When problems at national level are spotted, as they have been on this occasion – and others – in the UK, the Commission acts to protect taxpayers’ money by  interrupting payments until the issues are resolved. The Commission has done exactly the same when similar issues have arisen in other Member States.

The payments can resume as soon as the UK auditors’ concerns have been addressed.

What is more the article says: “For 18 years in a row, auditors have refused to sign off EU accounts amid allegations of fraud and waste.”

First, the European Court of Auditors has for years now given an overall green light on the Commission’s financial accounts for centralised spending, in simplified terms money spent directly by “Brussels”.
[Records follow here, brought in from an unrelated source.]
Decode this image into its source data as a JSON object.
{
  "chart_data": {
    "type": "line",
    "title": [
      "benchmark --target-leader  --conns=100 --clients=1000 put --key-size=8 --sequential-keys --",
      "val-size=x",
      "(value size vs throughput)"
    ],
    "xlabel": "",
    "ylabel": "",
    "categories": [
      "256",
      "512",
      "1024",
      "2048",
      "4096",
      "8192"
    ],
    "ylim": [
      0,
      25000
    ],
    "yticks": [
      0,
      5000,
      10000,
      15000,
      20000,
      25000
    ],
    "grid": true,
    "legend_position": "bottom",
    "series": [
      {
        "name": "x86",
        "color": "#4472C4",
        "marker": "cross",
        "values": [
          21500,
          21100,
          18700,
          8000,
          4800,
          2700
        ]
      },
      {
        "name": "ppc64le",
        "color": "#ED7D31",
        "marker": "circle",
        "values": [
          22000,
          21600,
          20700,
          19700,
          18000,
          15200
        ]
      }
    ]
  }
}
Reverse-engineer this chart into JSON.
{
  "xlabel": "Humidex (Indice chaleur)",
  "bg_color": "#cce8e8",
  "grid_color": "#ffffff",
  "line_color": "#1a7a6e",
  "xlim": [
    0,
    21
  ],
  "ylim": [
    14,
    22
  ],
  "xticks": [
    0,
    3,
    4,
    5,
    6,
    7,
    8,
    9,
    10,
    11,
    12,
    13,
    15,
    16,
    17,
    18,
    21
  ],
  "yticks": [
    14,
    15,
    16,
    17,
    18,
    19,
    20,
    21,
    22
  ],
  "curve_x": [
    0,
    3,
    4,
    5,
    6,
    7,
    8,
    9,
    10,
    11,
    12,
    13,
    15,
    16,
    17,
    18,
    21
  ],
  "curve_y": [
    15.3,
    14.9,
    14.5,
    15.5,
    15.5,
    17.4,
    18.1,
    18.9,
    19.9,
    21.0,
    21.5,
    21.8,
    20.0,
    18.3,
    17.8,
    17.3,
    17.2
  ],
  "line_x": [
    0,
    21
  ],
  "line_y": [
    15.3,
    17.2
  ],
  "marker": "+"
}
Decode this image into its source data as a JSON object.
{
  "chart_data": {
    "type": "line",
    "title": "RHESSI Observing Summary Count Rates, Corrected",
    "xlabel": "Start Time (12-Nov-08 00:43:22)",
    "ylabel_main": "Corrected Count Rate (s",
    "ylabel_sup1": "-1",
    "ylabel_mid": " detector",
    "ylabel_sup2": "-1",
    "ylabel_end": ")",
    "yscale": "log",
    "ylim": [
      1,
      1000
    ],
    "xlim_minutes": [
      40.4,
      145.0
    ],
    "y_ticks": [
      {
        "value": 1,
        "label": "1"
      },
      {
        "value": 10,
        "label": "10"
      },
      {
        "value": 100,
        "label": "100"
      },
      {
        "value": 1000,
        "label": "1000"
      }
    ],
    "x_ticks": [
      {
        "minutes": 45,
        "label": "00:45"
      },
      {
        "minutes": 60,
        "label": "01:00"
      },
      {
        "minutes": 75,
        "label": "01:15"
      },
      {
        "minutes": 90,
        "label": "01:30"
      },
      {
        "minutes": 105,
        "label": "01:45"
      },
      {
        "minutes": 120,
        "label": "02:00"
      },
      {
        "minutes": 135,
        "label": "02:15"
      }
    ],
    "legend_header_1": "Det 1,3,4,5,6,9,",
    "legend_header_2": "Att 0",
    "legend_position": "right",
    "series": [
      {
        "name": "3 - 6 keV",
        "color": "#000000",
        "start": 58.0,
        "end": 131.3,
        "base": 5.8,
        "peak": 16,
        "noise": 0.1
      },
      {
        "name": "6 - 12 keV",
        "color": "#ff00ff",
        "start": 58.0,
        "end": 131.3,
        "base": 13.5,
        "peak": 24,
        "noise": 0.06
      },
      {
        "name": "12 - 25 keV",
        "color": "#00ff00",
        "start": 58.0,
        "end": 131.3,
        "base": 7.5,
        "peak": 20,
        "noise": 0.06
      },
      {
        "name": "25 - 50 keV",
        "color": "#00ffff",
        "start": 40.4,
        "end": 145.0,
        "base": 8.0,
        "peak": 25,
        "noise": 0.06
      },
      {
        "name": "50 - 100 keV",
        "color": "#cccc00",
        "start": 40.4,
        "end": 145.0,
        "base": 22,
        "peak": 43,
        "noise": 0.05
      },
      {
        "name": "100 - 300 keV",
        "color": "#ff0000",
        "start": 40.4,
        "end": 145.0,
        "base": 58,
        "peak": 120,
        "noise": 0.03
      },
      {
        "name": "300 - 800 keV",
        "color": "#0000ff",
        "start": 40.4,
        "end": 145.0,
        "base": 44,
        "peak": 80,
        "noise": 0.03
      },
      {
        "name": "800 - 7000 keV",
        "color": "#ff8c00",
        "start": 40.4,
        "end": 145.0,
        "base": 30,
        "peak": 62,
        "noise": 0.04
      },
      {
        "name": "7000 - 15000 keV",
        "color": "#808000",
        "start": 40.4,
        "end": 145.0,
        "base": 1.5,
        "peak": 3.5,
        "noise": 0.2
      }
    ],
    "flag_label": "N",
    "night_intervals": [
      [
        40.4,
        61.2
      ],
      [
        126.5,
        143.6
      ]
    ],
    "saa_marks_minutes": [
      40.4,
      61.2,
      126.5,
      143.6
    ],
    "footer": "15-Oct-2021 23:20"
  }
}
Its reservations persist in areas where – exactly as in this case – money is managed jointly with Member States and spent at national level.

Second, the Court of Auditors has clearly said every year that most of the problems are not a matter of “fraud and waste” but of errors, many of them technical and having little effect on the final outcome of spending.

In addition, the audit of EU spending is very stringent and accounts are viewed as a single entity, unlike most national accounts. Former UK Comptroller Sir John Bourn once said to the House of Lords that if he had had to operate a  similar system to the EU one: “I might have to qualify the whole of British central government expenditure.”

Nevertheless, the Commission agrees that performance needs to be further  improved and continues to work to get the error level below the target of 2%.

It  can only do that if all Member States, including the UK, also up their game.

It would seem perverse to insist on the need to improve financial control of EU spending, but to object when such control is exercised.